De même, les données précises sur telle ou telle situation régionale (ainsi l’analyse du département de la Sarthe qui en l’espace de 20 ans a perdu 30 sites industriels et 63 % de ses exploitations agricoles) conduisent à une lecture très fine des évolutions électorales qui ne sont que la traduction des bouleversements vécus par les Français. Aussi montre-t-il que le clivage gauche-droite structurant la vie politique est enrichi, mais aussi affaibli, par un nouveau clivage géographique qui met à jour des populations qu’il qualifie d’ouverts-gagnants (de la mondialisation) face à des fermés-perdants (2).

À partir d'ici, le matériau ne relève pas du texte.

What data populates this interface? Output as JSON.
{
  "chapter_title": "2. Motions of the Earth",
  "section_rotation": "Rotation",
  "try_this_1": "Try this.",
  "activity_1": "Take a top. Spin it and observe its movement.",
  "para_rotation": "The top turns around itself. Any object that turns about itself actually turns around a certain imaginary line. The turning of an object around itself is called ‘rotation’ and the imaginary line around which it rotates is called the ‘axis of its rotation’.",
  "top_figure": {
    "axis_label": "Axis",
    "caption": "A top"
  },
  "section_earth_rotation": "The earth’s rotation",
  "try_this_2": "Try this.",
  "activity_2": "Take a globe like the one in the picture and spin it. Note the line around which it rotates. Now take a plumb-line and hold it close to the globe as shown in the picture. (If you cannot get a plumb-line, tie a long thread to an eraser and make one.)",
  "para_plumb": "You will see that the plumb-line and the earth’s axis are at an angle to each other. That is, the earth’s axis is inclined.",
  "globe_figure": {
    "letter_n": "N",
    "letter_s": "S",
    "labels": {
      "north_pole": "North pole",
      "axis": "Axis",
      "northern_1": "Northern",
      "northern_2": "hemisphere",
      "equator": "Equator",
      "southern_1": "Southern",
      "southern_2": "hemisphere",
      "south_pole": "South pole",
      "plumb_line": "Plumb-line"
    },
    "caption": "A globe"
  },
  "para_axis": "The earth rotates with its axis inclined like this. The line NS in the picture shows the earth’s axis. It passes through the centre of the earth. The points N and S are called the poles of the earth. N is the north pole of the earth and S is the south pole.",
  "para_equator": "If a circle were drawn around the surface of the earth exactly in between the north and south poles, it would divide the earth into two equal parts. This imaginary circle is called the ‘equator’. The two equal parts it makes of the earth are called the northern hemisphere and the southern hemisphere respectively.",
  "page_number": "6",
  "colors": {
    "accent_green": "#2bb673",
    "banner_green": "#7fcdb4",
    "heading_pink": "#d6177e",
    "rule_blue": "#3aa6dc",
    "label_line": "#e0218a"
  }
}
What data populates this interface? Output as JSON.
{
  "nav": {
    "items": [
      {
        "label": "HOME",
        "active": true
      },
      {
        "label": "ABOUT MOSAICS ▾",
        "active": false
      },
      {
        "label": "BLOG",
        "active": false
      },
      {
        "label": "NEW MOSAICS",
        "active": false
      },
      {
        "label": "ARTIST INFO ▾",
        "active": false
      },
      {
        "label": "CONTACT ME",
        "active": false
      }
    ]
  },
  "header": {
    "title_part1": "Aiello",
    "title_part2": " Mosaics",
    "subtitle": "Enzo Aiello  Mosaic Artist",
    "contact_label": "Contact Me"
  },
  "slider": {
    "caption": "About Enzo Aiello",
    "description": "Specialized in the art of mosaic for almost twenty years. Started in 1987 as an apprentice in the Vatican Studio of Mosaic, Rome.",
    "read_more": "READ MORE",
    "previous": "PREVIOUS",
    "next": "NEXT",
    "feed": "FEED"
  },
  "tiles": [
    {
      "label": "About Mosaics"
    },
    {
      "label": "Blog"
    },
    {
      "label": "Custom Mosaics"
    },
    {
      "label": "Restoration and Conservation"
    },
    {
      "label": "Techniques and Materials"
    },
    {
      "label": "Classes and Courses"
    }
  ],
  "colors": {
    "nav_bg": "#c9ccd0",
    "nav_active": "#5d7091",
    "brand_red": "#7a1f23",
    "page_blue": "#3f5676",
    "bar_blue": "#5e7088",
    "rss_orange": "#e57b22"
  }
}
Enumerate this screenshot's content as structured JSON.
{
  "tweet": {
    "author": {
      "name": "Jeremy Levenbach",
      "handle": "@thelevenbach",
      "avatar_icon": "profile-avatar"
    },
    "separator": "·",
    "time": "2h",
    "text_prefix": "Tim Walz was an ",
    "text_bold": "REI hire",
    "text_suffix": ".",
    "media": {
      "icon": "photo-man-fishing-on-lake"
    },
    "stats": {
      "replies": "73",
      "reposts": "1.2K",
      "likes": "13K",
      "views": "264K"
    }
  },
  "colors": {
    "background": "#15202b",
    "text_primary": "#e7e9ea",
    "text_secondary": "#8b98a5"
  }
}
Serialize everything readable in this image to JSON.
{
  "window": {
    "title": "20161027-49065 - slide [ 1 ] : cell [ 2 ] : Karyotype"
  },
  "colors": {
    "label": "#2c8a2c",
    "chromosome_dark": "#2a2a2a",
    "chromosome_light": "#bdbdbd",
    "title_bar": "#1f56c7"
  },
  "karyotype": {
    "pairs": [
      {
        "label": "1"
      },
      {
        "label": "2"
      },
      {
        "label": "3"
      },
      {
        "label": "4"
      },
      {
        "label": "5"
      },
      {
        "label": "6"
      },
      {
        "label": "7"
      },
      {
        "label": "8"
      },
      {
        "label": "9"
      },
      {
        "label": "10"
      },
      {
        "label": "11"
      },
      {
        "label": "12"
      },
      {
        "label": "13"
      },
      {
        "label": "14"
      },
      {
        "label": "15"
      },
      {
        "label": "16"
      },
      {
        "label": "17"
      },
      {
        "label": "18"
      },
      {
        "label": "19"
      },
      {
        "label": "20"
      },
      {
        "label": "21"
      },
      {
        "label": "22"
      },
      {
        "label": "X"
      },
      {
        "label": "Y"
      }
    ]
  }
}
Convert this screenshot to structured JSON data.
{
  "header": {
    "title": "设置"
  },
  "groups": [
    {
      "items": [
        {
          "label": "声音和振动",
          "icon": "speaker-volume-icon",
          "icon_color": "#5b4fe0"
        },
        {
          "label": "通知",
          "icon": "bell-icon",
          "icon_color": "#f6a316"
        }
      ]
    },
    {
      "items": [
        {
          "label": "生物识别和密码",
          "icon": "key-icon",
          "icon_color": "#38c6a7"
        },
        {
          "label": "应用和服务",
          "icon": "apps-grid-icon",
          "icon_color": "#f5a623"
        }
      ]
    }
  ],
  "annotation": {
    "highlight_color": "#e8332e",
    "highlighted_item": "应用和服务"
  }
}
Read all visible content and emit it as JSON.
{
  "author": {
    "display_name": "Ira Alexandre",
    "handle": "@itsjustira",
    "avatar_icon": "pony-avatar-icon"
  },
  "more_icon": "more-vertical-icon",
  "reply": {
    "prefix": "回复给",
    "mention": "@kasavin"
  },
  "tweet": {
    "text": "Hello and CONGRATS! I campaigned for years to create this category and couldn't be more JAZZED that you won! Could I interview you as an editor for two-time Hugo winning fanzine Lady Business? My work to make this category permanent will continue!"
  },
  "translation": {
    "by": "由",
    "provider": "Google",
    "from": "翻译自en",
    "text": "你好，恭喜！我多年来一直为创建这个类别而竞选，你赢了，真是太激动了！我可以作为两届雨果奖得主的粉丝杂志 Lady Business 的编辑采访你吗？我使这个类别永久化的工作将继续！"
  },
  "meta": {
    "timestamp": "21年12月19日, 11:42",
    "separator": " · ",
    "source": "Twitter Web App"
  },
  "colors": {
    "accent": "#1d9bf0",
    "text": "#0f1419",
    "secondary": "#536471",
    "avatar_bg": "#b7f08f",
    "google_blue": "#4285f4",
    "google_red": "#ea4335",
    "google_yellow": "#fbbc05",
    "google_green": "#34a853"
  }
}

Il conclut en s’interrogeant sur la situation actuelle qu’il analyse de la manière suivante : les périphéries sont de plus en plus exclues du jeu politique et elles sont impuissantes à s’imposer. Aussi les « élites se rassurent (…) et pensent pouvoir s’en remettre à l’exercice traditionnel de l’autorité sans avoir à tirer les conséquences de la venue au monde d’une France aux contours et aux ressorts nouveaux : une nation multiple et divisée »
On a déjà lu partie de ces analyses qui continuent de faire débat. L’avantage de cet ouvrage est d’en proposer une synthèse magistrale en même temps que modeste (au sens où le sociologue ne se fait pas ici prescripteur mais seulement diagnostiqueur), et surtout lucide. Il convient d’inciter les évêques et tous les responsables de l’Église catholique en France à lire cet ouvrage. Sa richesse thématique donne naissance à de très nombreuses réflexions qui pourraient orienter leur action et qui oblige tous les citoyens à repenser leur inscription dans le tissu politique et social du pays.
Benoît Pellistrandi
1) À mes yeux, il s’inscrira dans une tradition intellectuelle qui commence avec Jean Fourastié, Les trente glorieuses ou la révolution invisible, Paris, 1979, se poursuit avec Henri Mendras, La seconde révolution française (1964-1985) (Paris, 1988) et se prolonge avec Jean-François Sirinelli, Révolutions françaises 1962-2017 (Paris, 2017).
2) « La société française dont le métabolisme, historiquement régulé par le clivage gauche-droite, semble se reconfigurer autour de l’opposition haut contre bas ou, pour le dire autrement, autour d’un clivage de classes subitement réactivé », p. 352.